Invited Speakers

Using Ambulatory Virtual Reality to Study and Assess Functional Mobility

William Warren, Brown University, Rhode Island
The challenge of rehabilitation is to provide limited interventions that will generalize to the behavioral complexity of the real world. In the case of locomotion, gait assessment and training aim to restore functional mobility, with adaptive dynamics that can cope with the daily onslaught of obstacles, openings, barriers, gaps, steps, drops, and sharp turns, under varying speed and surface conditions. The advent of ambulatory VR offers new opportunities for the assessment and rehabilitation of functional mobility. In this talk, I will describe some of our research on the dynamics of locomotor behavior, and our recent attempt to take advantage of the flexibility of VR to derive tasks for the evaluation and training of functional mobility. Our aim is to devise a battery of tasks that capture the natural range of adaptive variation and dynamic complexity of locomotor behavior, in the hope that rehabilitation will translate more effectively to real-world contexts.
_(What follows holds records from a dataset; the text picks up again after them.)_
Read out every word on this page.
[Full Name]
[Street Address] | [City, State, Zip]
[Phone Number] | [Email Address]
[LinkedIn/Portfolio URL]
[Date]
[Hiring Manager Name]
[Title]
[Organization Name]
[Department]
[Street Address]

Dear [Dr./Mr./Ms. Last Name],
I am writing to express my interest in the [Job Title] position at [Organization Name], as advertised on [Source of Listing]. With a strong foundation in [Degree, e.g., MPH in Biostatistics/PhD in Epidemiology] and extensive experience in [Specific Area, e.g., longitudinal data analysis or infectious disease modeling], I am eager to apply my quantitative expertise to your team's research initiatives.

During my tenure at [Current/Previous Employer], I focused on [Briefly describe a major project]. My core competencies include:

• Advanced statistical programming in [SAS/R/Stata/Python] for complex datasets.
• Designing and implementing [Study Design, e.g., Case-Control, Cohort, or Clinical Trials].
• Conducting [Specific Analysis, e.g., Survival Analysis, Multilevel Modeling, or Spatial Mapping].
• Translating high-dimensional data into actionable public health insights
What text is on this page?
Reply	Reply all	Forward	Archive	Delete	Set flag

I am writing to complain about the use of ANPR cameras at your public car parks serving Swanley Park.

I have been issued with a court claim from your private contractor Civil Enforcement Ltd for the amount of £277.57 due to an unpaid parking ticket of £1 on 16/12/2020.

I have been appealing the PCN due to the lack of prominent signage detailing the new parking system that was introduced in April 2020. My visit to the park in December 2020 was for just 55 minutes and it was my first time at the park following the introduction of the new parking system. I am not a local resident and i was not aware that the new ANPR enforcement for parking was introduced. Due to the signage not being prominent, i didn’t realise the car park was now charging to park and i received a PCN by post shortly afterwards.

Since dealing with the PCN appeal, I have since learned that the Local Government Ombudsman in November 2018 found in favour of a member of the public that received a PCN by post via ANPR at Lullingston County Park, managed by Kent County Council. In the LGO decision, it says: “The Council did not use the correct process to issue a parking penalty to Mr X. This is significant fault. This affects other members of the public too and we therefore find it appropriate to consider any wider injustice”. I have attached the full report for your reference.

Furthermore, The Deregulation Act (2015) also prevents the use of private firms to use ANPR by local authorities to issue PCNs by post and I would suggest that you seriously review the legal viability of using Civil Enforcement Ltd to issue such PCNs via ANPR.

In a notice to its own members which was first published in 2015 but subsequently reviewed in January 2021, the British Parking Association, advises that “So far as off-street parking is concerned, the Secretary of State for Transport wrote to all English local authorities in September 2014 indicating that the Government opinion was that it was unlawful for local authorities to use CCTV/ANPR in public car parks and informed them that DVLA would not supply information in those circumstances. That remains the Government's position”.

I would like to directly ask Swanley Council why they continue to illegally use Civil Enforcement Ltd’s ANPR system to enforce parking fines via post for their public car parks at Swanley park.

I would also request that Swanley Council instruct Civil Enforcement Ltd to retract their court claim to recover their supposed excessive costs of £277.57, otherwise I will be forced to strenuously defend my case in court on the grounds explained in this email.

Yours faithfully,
Finding Galactica: Will It Unlock The Secrets to More Effective Rehabilitation?

Alma Merians, UMDNJ, New Jersey
From Lewis Carroll’s Alice’s Adventures in Wonderland in 1865, to Morton Helig’s Sensorama in 1960, a personal experience theater that used a binocular viewing device, a vibrating seat, stereophonic speakers as well as event specific odors, to John Lucas’s Star Wars in 1977 and The Matrix Reloaded, people have always been intellectually and visually fascinated with alternate and virtual realities and the human sensory capacity to bridge real and virtual environments. The underlying tenet of utilizing virtual environment applications for medicine is to provide a window into the brain – a window into modifying and normalizing brain function, either affective and cognitive or sensory and motor. In this welcome address, I will present a brief overview of how this medium is being used to remodel motor behavior and what we see as our future challenges. 


Approaches to Human Motion Animation

Norman Badler, University of Pennsylvania, PA
While the classic approach to human motion understanding is to decompose the body into tractable motor units, the complexities of natural human behavior motivate a more ecological and holistic view. Our research into human movement generation has followed both paths, with the latter more difficult but ultimately more rewarding in terms of situating human simulations in an environmental context. This presentation will briefly review some of our work on procedural motion generation, looking primarily at strength-guided motion, collision avoidance for arms and whole bodies, motion “quality” parameters based on Laban Movement Analysis, eye movement and facial animation, and contextual motion of groups of virtual people. Many of these studies have used our Parameterized Action Representation to maintain connections between virtual human motion and the environmental context. Current efforts include “smart events” driving a functional populace, multimodal motion capture, and human-robot communication and interaction.


The Roles of Telepresence in Rehabilitation

Matthew Lombard, Temple University, PA
The talk will begin with an example-rich introduction to the concept and applications of telepresence in a variety of contexts, followed by a frank assessment of the accomplishments and challenges in telepresence research. We’ll then turn to a more detailed consideration of the possible roles of telepresence in a variety of physical and psychosocial rehabilitation contexts including speech and language. Finally, a series of proposals will be made for how the research, technology and clinical communities might best take advantage of the potential of telepresence to help improve and expand rehabilitation.